February 9, 2017, at Knox News

By John R. Lott, Jr.

 

Would you post a sign in front of your home announcing that you live in a gun-free zone? Would this make you feel safer?

To criminals, gun-free zones just look like easy targets. But in a recent column for the News Sentinel, Mark Harmon argues that killers pay no attention to gun-free zones. He incorrectly claims that this is the “consensus view” of academic research.

Since 1950, more than 98 percent of public mass shootings in America have taken place where citizens are banned from carrying guns. In Europe, every mass public shooting in history has occurred in a gun-free zone. And Europe is no stranger to mass public shootings. In the past eight years, it has experienced a per-capita casualty rate 50 percent higher than that of the U.S.

With permit holders preventing dozens of mass public shootings in recent years, it is unsurprising that killers try to avoid resistance.

Last year, a young Islamic State sympathizer planned a shooting at one of the largest churches in Detroit. A FBI wiretap recorded his reasons for picking the church: “It’s easy, and a lot of people go there. Plus people are not allowed to carry guns in church. Plus it would make the news.”

These killers might be crazy, but they aren’t stupid. Picking defenseless targets means being able to kill more people. A long list of killers explicitly have stated this reasoning, including the 2015 Charleston, S.C., church shooting, the 2012 theater shooting in Aurora, Colo., and the 2015 attack in San Bernardino, Calif.
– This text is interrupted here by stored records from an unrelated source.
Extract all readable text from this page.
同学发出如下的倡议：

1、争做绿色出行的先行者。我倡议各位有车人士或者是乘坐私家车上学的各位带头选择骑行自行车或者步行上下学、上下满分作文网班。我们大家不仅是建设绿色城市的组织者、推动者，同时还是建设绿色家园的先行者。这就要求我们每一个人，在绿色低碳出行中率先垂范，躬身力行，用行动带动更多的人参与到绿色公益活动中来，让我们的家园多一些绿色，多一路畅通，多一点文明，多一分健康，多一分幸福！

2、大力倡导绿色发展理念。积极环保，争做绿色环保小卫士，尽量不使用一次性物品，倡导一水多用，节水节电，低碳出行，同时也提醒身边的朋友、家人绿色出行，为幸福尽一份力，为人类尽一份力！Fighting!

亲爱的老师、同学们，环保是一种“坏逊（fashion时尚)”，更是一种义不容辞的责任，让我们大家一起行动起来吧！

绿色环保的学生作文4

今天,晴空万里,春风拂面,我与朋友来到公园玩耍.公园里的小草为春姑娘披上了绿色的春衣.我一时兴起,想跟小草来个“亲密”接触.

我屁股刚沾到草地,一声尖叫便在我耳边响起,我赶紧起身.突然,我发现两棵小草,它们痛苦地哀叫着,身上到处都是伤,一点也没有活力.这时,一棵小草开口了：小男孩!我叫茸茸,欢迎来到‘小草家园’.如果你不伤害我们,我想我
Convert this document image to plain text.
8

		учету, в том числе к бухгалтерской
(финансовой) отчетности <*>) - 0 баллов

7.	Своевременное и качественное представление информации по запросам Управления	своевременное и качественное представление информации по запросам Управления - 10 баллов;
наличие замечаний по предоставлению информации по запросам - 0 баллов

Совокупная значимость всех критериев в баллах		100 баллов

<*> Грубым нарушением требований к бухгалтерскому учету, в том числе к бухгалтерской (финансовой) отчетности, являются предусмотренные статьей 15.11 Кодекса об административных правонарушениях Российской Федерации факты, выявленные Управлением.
In late 2013, Interpol Secretary General Ron Noble warned that even “extraordinary security” is unlikely to be enough to keep weapons out of soft targets. As a result, only the terrorists would have weapons.

In March 2013, 86 percent of police officers surveyed by PoliceOne, the 450,000-member private organization of police, said that casualties would have been prevented if legally-armed citizens had been able to carry guns in places such as Newtown and Aurora.

But Harmon insists that I am outside the “consensus view” of academics. To show this, he cites a survey by David Hemenway.  But this survey primarily focuses on public health researchers, relatively few of whom have Ph.D.s and many of whom never have done any empirical research on guns.

Last summer, professor Gary Mauser and I released a survey of all economists and criminologists who had published peer-reviewed empirical research on firearms. The results were very different.

By 66 percent to 32 percent, economists and criminologists answer that gun-free zones are “more likely to attract criminals than they are to deter them.” A 60 percent to 40 percent margin thinks that guns in the home do not increase suicides. And a 62 percent to 35 percent spread says that guns are used in self-defense to stop crime more often than in the commission of crime.

Harmon personally attacks a few of the Crime Prevention Research Center’s 10-member board of academic advisers. He doesn't mention that these researchers hail from universities such as Harvard, the Wharton Business School, the University of Chicago and the University of Michigan. In one attack, it is just dishonest to suggest that those who fund academic chairs get to decide who holds the chair, let alone successive people who hold the chair.

Gun-free zones are magnets for murderers. Even the most ardent gun-control advocate — presumably even Harmon — would never put “Gun-Free Zone” signs on his home. Let’s stop putting them elsewhere.